Denn auch die strafprozessuale Generalklausel nach §§ 161, 163 StPO hält er nicht für anwendbar. Die Grundrechtseingriffe in das Allgemeine Persönlichkeitsrecht und in das IT-Grundrecht seien nicht nur "geringfügig", wie es die Rechtsprechung für die Generalklausel aber voraussetze.
Wenn der Beschuldigte zur Selbstbelastung verwendet wird
Die Regelungslücke liegt aus seiner Sicht an dem besonderen Charakter der Maßnahme, wenn mit dem Finger eines Lebenden oder Toten ein Smartphone entsperrt werden soll. Er versucht es mit der Übertragung von Grundsätzen aus der analogen Welt: "Aus den Normen, die eine Wohnungsdurchsuchung zulassen (§§ 102, 103, 105 StPO), ergibt sich gleichzeitig die Befugnis, die zu durchsuchende Wohnung und dort befindliche Gegenstände, wie z.B. Tresore, gewaltsam zu öffnen."
So könne man auch argumentieren, "dass, wenn die Datenerhebung und –verwertung, etwa aus einem beschlagnahmten Smartphone, nach vorhandenen Normen, also etwa §§ 94 ff. StPO, zulässig ist, auch die 'gewaltsame' 'Öffnung' des Geräts z.B. durch das technische Knacken der Verschlüsselung grundsätzlich rechtmäßig sein muss."

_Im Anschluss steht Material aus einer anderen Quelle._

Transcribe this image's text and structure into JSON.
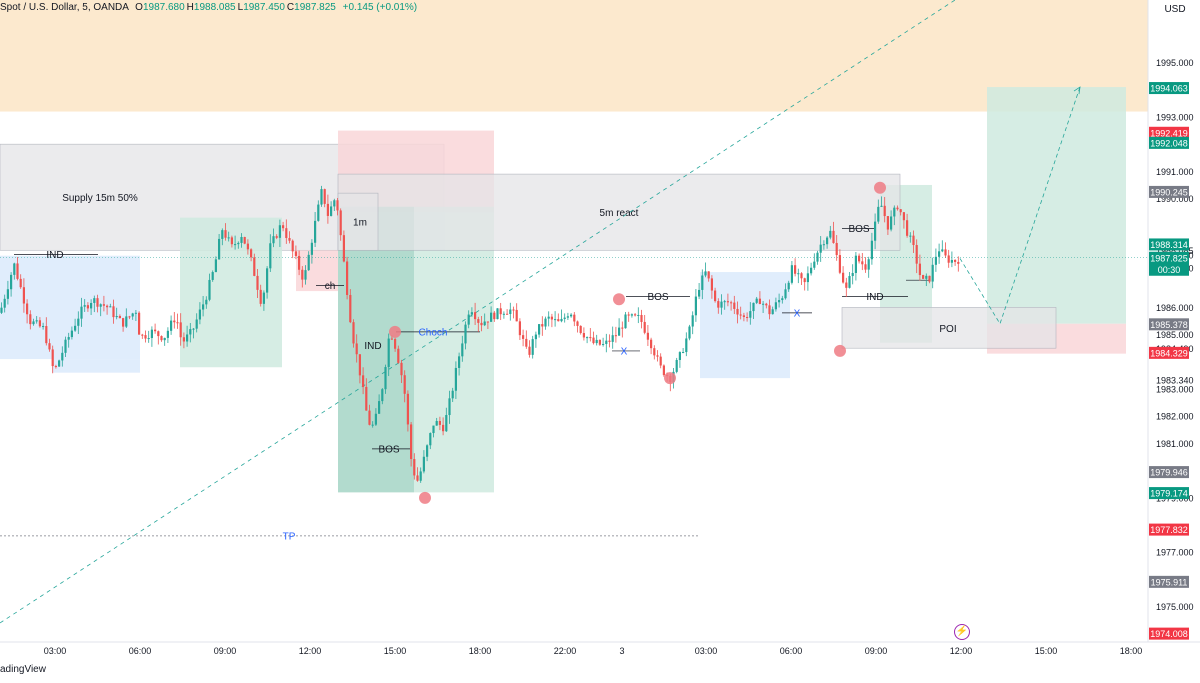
{
  "header": {
    "symbol_text": "Spot / U.S. Dollar, 5, OANDA",
    "ohlc": [
      {
        "label": "O",
        "value": "1987.680"
      },
      {
        "label": "H",
        "value": "1988.085"
      },
      {
        "label": "L",
        "value": "1987.450"
      },
      {
        "label": "C",
        "value": "1987.825"
      }
    ],
    "change": "+0.145 (+0.01%)"
  },
  "currency": "USD",
  "footer": {
    "brand": "adingView"
  },
  "colors": {
    "up": "#26a69a",
    "down": "#ef5350",
    "supply_zone": "#fce5c6",
    "demand_blue": "#dbeafb",
    "green_box": "#cfeadf",
    "red_box": "#f9d6d8",
    "gray_box": "#e4e4e7",
    "marker": "#ef7b84",
    "price_tag_green": "#089981",
    "price_tag_red": "#f23645",
    "price_tag_gray": "#787b86",
    "blue_label": "#2962ff",
    "event_icon": "#9c27b0"
  },
  "chart_data": {
    "type": "candlestick",
    "title": "",
    "xlabel": "",
    "ylabel": "",
    "ylim": [
      1973.7,
      1997.3
    ],
    "y_ticks": [
      "1995.000",
      "1993.000",
      "1991.000",
      "1990.000",
      "1988.085",
      "1987.930",
      "1987.450",
      "1986.000",
      "1985.000",
      "1984.490",
      "1983.340",
      "1983.000",
      "1982.000",
      "1981.000",
      "1979.000",
      "1977.000",
      "1975.000"
    ],
    "x_ticks": [
      "03:00",
      "06:00",
      "09:00",
      "12:00",
      "15:00",
      "18:00",
      "22:00",
      "3",
      "03:00",
      "06:00",
      "09:00",
      "12:00",
      "15:00",
      "18:00"
    ],
    "price_tags": [
      {
        "value": 1994.063,
        "label": "1994.063",
        "kind": "green"
      },
      {
        "value": 1992.419,
        "label": "1992.419",
        "kind": "red"
      },
      {
        "value": 1992.048,
        "label": "1992.048",
        "kind": "green"
      },
      {
        "value": 1990.245,
        "label": "1990.245",
        "kind": "gray"
      },
      {
        "value": 1988.314,
        "label": "1988.314",
        "kind": "green"
      },
      {
        "value": 1987.825,
        "label": "1987.825",
        "sub": "00:30",
        "kind": "green"
      },
      {
        "value": 1985.378,
        "label": "1985.378",
        "kind": "gray"
      },
      {
        "value": 1984.329,
        "label": "1984.329",
        "kind": "red"
      },
      {
        "value": 1979.946,
        "label": "1979.946",
        "kind": "gray"
      },
      {
        "value": 1979.174,
        "label": "1979.174",
        "kind": "green"
      },
      {
        "value": 1977.832,
        "label": "1977.832",
        "kind": "red"
      },
      {
        "value": 1975.911,
        "label": "1975.911",
        "kind": "gray"
      },
      {
        "value": 1974.008,
        "label": "1974.008",
        "kind": "red"
      }
    ],
    "price_path": [
      [
        0,
        1985.8
      ],
      [
        14,
        1987.6
      ],
      [
        30,
        1985.5
      ],
      [
        44,
        1985.2
      ],
      [
        54,
        1983.6
      ],
      [
        66,
        1984.7
      ],
      [
        80,
        1985.8
      ],
      [
        92,
        1986.3
      ],
      [
        108,
        1986.0
      ],
      [
        122,
        1985.4
      ],
      [
        136,
        1985.9
      ],
      [
        140,
        1984.9
      ],
      [
        152,
        1985.1
      ],
      [
        164,
        1984.9
      ],
      [
        176,
        1985.7
      ],
      [
        182,
        1984.7
      ],
      [
        192,
        1985.1
      ],
      [
        206,
        1986.4
      ],
      [
        214,
        1987.4
      ],
      [
        222,
        1988.9
      ],
      [
        232,
        1988.2
      ],
      [
        242,
        1988.7
      ],
      [
        252,
        1987.6
      ],
      [
        262,
        1986.1
      ],
      [
        270,
        1988.2
      ],
      [
        282,
        1989.1
      ],
      [
        294,
        1987.9
      ],
      [
        304,
        1987.0
      ],
      [
        314,
        1988.9
      ],
      [
        322,
        1990.3
      ],
      [
        328,
        1989.4
      ],
      [
        336,
        1990.1
      ],
      [
        344,
        1987.6
      ],
      [
        352,
        1985.1
      ],
      [
        360,
        1983.6
      ],
      [
        368,
        1981.8
      ],
      [
        374,
        1981.6
      ],
      [
        382,
        1983.0
      ],
      [
        390,
        1985.2
      ],
      [
        396,
        1984.5
      ],
      [
        404,
        1983.1
      ],
      [
        412,
        1980.1
      ],
      [
        418,
        1979.6
      ],
      [
        426,
        1980.7
      ],
      [
        434,
        1981.8
      ],
      [
        444,
        1981.6
      ],
      [
        452,
        1982.9
      ],
      [
        460,
        1984.4
      ],
      [
        470,
        1986.1
      ],
      [
        480,
        1985.4
      ],
      [
        492,
        1985.7
      ],
      [
        504,
        1985.9
      ],
      [
        512,
        1985.9
      ],
      [
        520,
        1985.1
      ],
      [
        528,
        1984.2
      ],
      [
        536,
        1985.1
      ],
      [
        548,
        1985.6
      ],
      [
        560,
        1985.4
      ],
      [
        570,
        1985.9
      ],
      [
        580,
        1985.2
      ],
      [
        592,
        1984.7
      ],
      [
        604,
        1984.6
      ],
      [
        616,
        1985.0
      ],
      [
        626,
        1985.6
      ],
      [
        640,
        1985.6
      ],
      [
        652,
        1984.6
      ],
      [
        660,
        1983.8
      ],
      [
        670,
        1983.4
      ],
      [
        680,
        1984.2
      ],
      [
        690,
        1985.2
      ],
      [
        698,
        1986.7
      ],
      [
        706,
        1987.3
      ],
      [
        716,
        1986.1
      ],
      [
        730,
        1986.2
      ],
      [
        744,
        1985.6
      ],
      [
        760,
        1986.3
      ],
      [
        770,
        1985.8
      ],
      [
        782,
        1986.4
      ],
      [
        792,
        1987.4
      ],
      [
        804,
        1986.8
      ],
      [
        814,
        1987.8
      ],
      [
        822,
        1988.4
      ],
      [
        830,
        1988.8
      ],
      [
        838,
        1987.7
      ],
      [
        846,
        1986.6
      ],
      [
        856,
        1987.8
      ],
      [
        866,
        1987.5
      ],
      [
        874,
        1988.8
      ],
      [
        880,
        1989.9
      ],
      [
        888,
        1989.0
      ],
      [
        898,
        1989.8
      ],
      [
        906,
        1988.9
      ],
      [
        914,
        1988.1
      ],
      [
        922,
        1986.9
      ],
      [
        930,
        1987.1
      ],
      [
        938,
        1988.2
      ],
      [
        946,
        1987.8
      ],
      [
        954,
        1987.7
      ],
      [
        960,
        1987.8
      ]
    ],
    "zones": [
      {
        "name": "supply-15m",
        "label": "Supply 15m 50%",
        "x0": 0,
        "x1": 444,
        "y0": 1992.0,
        "y1": 1988.1,
        "kind": "gray_box"
      },
      {
        "name": "supply-top",
        "label": "",
        "x0": 0,
        "x1": 1148,
        "y0": 1997.3,
        "y1": 1993.2,
        "kind": "supply_zone"
      },
      {
        "name": "demand-left",
        "label": "",
        "x0": 0,
        "x1": 140,
        "y0": 1987.9,
        "y1": 1984.1,
        "kind": "demand_blue"
      },
      {
        "name": "demand-left2",
        "label": "",
        "x0": 52,
        "x1": 140,
        "y0": 1984.1,
        "y1": 1983.6,
        "kind": "demand_blue"
      },
      {
        "name": "green-09",
        "label": "",
        "x0": 180,
        "x1": 282,
        "y0": 1989.3,
        "y1": 1983.8,
        "kind": "green_box"
      },
      {
        "name": "red-box",
        "label": "",
        "x0": 338,
        "x1": 494,
        "y0": 1992.5,
        "y1": 1989.5,
        "kind": "red_box"
      },
      {
        "name": "red-box-small",
        "label": "",
        "x0": 296,
        "x1": 338,
        "y0": 1988.1,
        "y1": 1986.6,
        "kind": "red_box"
      },
      {
        "name": "green-drop",
        "label": "",
        "x0": 338,
        "x1": 414,
        "y0": 1989.7,
        "y1": 1979.2,
        "kind": "up_box"
      },
      {
        "name": "green-rise",
        "label": "",
        "x0": 414,
        "x1": 494,
        "y0": 1989.7,
        "y1": 1979.2,
        "kind": "green_box"
      },
      {
        "name": "1m-box",
        "label": "1m",
        "x0": 338,
        "x1": 378,
        "y0": 1990.2,
        "y1": 1988.1,
        "kind": "gray_box"
      },
      {
        "name": "5m-react",
        "label": "5m react",
        "x0": 338,
        "x1": 900,
        "y0": 1990.9,
        "y1": 1988.1,
        "kind": "gray_box"
      },
      {
        "name": "demand-mid",
        "label": "",
        "x0": 700,
        "x1": 790,
        "y0": 1987.3,
        "y1": 1983.4,
        "kind": "demand_blue"
      },
      {
        "name": "green-right",
        "label": "",
        "x0": 880,
        "x1": 932,
        "y0": 1990.5,
        "y1": 1984.7,
        "kind": "green_box"
      },
      {
        "name": "poi",
        "label": "POI",
        "x0": 842,
        "x1": 1056,
        "y0": 1986.0,
        "y1": 1984.5,
        "kind": "gray_box"
      },
      {
        "name": "target-green",
        "label": "",
        "x0": 987,
        "x1": 1126,
        "y0": 1994.1,
        "y1": 1985.4,
        "kind": "green_box"
      },
      {
        "name": "stop-red",
        "label": "",
        "x0": 987,
        "x1": 1126,
        "y0": 1985.4,
        "y1": 1984.3,
        "kind": "red_box"
      }
    ],
    "labels": [
      {
        "text": "IND",
        "x": 55,
        "y": 1987.95,
        "kind": "dark"
      },
      {
        "text": "ch",
        "x": 330,
        "y": 1986.8,
        "kind": "dark"
      },
      {
        "text": "IND",
        "x": 373,
        "y": 1984.6,
        "kind": "dark"
      },
      {
        "text": "Choch",
        "x": 433,
        "y": 1985.1,
        "kind": "blue"
      },
      {
        "text": "BOS",
        "x": 389,
        "y": 1980.8,
        "kind": "dark"
      },
      {
        "text": "BOS",
        "x": 658,
        "y": 1986.4,
        "kind": "dark"
      },
      {
        "text": "X",
        "x": 624,
        "y": 1984.4,
        "kind": "blue"
      },
      {
        "text": "X",
        "x": 797,
        "y": 1985.8,
        "kind": "blue"
      },
      {
        "text": "BOS",
        "x": 859,
        "y": 1988.9,
        "kind": "dark"
      },
      {
        "text": "IND",
        "x": 875,
        "y": 1986.4,
        "kind": "dark"
      },
      {
        "text": "TP",
        "x": 289,
        "y": 1977.6,
        "kind": "blue"
      }
    ],
    "level_lines": [
      {
        "name": "ind-left",
        "x0": 14,
        "x1": 98,
        "y": 1987.95
      },
      {
        "name": "bos-mid",
        "x0": 626,
        "x1": 690,
        "y": 1986.4
      },
      {
        "name": "x-mid",
        "x0": 612,
        "x1": 640,
        "y": 1984.4
      },
      {
        "name": "x-right",
        "x0": 782,
        "x1": 812,
        "y": 1985.8
      },
      {
        "name": "bos-right",
        "x0": 842,
        "x1": 876,
        "y": 1988.9
      },
      {
        "name": "ind-right",
        "x0": 842,
        "x1": 908,
        "y": 1986.4
      },
      {
        "name": "ind-right2",
        "x0": 906,
        "x1": 930,
        "y": 1987.0
      },
      {
        "name": "bos-low",
        "x0": 372,
        "x1": 412,
        "y": 1980.8
      },
      {
        "name": "choch-line",
        "x0": 396,
        "x1": 480,
        "y": 1985.1
      },
      {
        "name": "ch-line",
        "x0": 316,
        "x1": 344,
        "y": 1986.8
      },
      {
        "name": "tp-line",
        "x0": 0,
        "x1": 700,
        "y": 1977.6
      }
    ],
    "markers": [
      {
        "x": 395,
        "y": 1985.1
      },
      {
        "x": 425,
        "y": 1979.0
      },
      {
        "x": 619,
        "y": 1986.3
      },
      {
        "x": 670,
        "y": 1983.4
      },
      {
        "x": 880,
        "y": 1990.4
      },
      {
        "x": 840,
        "y": 1984.4
      }
    ],
    "trend_line": {
      "x0": 0,
      "x1": 955,
      "y0": 1974.4,
      "y1": 1997.3
    },
    "projection": [
      [
        960,
        1987.8
      ],
      [
        1000,
        1985.4
      ],
      [
        1080,
        1994.1
      ]
    ],
    "current_price": 1987.825
  }
}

Auf der anderen Seite sei es aber – wegen Verstoßes gegen die Selbstbelastungsfreiheit – unzulässig, jemanden zur Herausgabe eines Passworts oder einer PIN zu zwingen. Das zugrunde gelegt, wäre das technische Knacken von Smartphons zulässig, die erzwungene Mitwirkung des Smartphone-Inhabers dagegen unzulässig.

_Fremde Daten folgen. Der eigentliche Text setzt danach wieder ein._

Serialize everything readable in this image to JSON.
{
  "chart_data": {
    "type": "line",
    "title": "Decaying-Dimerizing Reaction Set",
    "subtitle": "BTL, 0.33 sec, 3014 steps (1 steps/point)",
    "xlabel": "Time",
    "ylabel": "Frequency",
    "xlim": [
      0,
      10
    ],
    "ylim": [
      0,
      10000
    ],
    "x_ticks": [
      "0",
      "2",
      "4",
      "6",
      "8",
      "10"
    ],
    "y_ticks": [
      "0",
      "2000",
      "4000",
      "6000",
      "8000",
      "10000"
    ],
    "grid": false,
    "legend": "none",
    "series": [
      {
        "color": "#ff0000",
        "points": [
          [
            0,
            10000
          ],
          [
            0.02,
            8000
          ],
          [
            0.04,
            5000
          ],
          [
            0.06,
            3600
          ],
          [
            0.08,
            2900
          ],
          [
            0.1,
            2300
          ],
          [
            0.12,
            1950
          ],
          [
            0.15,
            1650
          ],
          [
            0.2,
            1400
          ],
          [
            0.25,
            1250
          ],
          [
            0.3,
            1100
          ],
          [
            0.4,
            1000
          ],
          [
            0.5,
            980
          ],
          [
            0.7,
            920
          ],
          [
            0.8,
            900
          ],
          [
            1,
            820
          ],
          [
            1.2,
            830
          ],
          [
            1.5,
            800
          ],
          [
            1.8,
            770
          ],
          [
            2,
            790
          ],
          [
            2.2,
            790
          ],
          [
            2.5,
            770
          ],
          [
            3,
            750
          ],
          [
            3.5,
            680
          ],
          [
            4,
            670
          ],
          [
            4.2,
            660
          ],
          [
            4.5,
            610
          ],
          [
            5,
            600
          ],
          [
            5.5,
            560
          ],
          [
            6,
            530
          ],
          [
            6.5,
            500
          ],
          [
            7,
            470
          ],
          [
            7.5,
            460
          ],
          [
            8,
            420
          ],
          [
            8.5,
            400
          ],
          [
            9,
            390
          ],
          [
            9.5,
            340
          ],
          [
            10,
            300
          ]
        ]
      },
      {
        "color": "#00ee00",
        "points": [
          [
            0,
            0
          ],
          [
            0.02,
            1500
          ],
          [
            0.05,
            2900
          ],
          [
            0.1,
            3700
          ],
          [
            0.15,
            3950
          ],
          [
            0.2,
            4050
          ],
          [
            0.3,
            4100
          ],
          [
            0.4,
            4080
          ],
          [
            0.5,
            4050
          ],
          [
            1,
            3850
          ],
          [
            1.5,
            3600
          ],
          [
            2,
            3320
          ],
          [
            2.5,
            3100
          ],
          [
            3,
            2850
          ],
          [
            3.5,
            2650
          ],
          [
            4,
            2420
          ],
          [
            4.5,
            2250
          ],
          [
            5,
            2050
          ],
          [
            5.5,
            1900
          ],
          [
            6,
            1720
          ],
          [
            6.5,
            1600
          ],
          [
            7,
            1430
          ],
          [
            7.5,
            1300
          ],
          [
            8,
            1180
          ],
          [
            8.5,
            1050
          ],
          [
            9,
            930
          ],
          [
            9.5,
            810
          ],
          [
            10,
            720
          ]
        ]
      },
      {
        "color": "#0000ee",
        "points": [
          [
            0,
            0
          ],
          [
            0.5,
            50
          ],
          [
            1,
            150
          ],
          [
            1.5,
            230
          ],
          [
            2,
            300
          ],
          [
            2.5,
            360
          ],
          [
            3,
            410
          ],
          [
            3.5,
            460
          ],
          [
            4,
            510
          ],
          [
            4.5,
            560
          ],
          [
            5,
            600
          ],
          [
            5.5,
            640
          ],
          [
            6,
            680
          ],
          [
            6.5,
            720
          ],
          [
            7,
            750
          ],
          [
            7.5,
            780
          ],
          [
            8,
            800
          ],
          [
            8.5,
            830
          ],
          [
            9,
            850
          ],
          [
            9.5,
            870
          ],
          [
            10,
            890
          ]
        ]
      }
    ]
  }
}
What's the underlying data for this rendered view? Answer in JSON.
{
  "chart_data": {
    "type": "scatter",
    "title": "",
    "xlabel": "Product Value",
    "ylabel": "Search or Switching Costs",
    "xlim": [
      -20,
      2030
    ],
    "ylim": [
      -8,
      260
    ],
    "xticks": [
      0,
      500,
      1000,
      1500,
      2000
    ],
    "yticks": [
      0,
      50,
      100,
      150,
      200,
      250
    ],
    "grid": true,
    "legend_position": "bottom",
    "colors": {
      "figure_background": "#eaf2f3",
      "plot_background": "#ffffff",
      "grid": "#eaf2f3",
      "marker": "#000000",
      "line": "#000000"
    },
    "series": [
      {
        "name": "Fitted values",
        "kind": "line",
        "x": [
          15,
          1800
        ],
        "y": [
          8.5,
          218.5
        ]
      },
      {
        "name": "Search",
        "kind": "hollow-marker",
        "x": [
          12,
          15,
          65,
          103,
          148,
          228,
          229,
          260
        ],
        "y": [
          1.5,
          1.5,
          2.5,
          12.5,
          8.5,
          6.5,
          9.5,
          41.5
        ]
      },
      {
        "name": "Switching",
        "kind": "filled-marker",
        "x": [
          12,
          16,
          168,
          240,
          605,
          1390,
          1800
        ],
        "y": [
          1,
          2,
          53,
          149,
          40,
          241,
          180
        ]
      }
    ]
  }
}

"Wird mit Zwang der Finger auf das Smartphone aufgelegt, steht das letztlich 'zwischen' diesen beiden Vorgängen, weil einerseits der Beschuldigte zum Entsperren 'verwendet' wird, andererseits er jedoch nicht wirklich 'aktiv' mitwirken muss."
Für genau diesen Fall bräuchte es aus Rückerts Sicht eine Eingriffsgrundlage in der StPO – aber an der fehlt es.
Wird die Koalition tätig?
Ob der Gesetzgeber in nächster Zeit tätig wird, ist ungewiss. Im Koalitionsvertrag finden sich außer einem vagen Hinweis darauf, dass die StPO modernisiert werden soll, keine konkreten Pläne für neue Befugnisnormen.
Aber auch die technische Seite erschwert den Ermittlern die Arbeit. Apple hatte zuletzt in seine Modelle etwa eine eigene "Anti-Polizei-Funktion" eingebaut. Wer schnell fünfmal hintereinander die Einschalttaste drückt, deaktiviert die Entsperrung durch den Fingerabdruck.
Und den Ermittlern kann schließlich auch zum Verhängnis werden, dass bei einigen Modellen nach Ablauf einer gewissen Zeit statt dem Fingerabdruck nur noch der Pin-Code hilft.
Auch im Fall des Angreifers auf dem Ohio State Campus kamen die Ermittler zu spät. Nach etwa sieben Stunden hatte sich das iPhone bereits in den Schlafmodus geschaltet und verlangte den Pin-Code. Der Zeigefinger des Toten führte in diesem Fall nicht ins Innere des Smartphones.